The ownership of a cell phone is becoming increasingly important in determining whether a user has a reasonable expectation of privacy in the contents and records.
Determining who actually owns and controls a phone can be confusing, and the answer can lead to very different results. This is illustrated by a recent Pennsylvania case, Commonwealth v. Benson.
The Benson case involves a robbery of a seventy-seven year old woman in her home in Pennsylvania. The defendant broke into her home. When she returned home, he grabbed her, her on a sofa, and demanded money. He attempted to lock her up and stole various items, including jewelry, a gift card, and cash.
The issue that caught my eye was the use, at trial, of cell phone call records. The phone in question was owned by the defendant's girlfriend. The defendant was, however, the primary user of the phone. The girlfriend gave come records to the police, and the police later obtained additional records from a search warrant issued to the cell phone provider.
This case is the mirror image of a recent Texas case I wrote about. The issue in the Texas case was whether people maintain a reasonable expectation of privacy when they allow someone else to use their phone. The issue in this case was whether the defendant had a reasonable expectation of privacy in the contents of a cell phone owner by another.

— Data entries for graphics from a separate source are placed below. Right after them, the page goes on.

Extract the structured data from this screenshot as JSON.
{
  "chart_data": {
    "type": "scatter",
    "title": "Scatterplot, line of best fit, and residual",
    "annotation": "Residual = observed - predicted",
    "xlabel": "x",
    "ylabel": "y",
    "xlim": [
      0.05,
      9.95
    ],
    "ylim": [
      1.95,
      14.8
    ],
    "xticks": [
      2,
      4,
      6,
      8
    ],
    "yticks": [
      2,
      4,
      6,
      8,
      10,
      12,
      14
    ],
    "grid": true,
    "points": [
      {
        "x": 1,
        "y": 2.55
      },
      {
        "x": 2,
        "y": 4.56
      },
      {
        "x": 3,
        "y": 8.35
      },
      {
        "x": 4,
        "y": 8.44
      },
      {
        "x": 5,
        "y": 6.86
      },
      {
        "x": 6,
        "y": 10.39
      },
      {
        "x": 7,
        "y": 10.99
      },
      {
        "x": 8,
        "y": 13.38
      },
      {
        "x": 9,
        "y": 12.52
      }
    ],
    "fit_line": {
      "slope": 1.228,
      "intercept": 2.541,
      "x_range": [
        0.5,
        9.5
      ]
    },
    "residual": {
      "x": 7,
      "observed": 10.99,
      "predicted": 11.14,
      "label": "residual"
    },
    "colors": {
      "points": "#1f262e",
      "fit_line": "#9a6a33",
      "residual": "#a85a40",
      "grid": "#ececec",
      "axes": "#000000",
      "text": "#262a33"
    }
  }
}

The Fourth Amendment analysis begins with a 1979 Supreme Court case, Maryland v. Smith. In that case, the court held that the police do not need a warrant to obtain telephone numbers from a phone company because, like bank records and other business records, they are provided voluntarily to a third party (i.e. the phone company).
A Pennsylvania twist to this case is that the Pennsylvania Supreme Court does not follow Smith in interpreting the Pennsylvania constitution, and requires that the police obtain a warrant for phone records. So under Pennsylvania law, a person has a reasonable expectation of privacy in his own cellular telephone records. But, does a person have a reasonable expectation of privacy in the telephone records when somebody else owns the phone? The answer, according to the Benson court, is no. The court said:
while [the defendant] had use of the telephone, the bills in question were not his telephone bills. The telephone in question was [his girlfriend's] and she is the one who received and had the obligation to pay the telephone bills containing the records of telephone numbers dialed. [The defendant] had no legal right to request or control access to the information from the telephone company because he was not the owner of the telephone. He had no legitimate expectation of privacy in them.
My take is that the answer is not as simple as the Pennsylvania court suggests. Many people use phones on shared family plans. It is hard to imagine that person has no reasonable expectation of privacy in cell phone records if the spouse is the main account holder and pays the bills.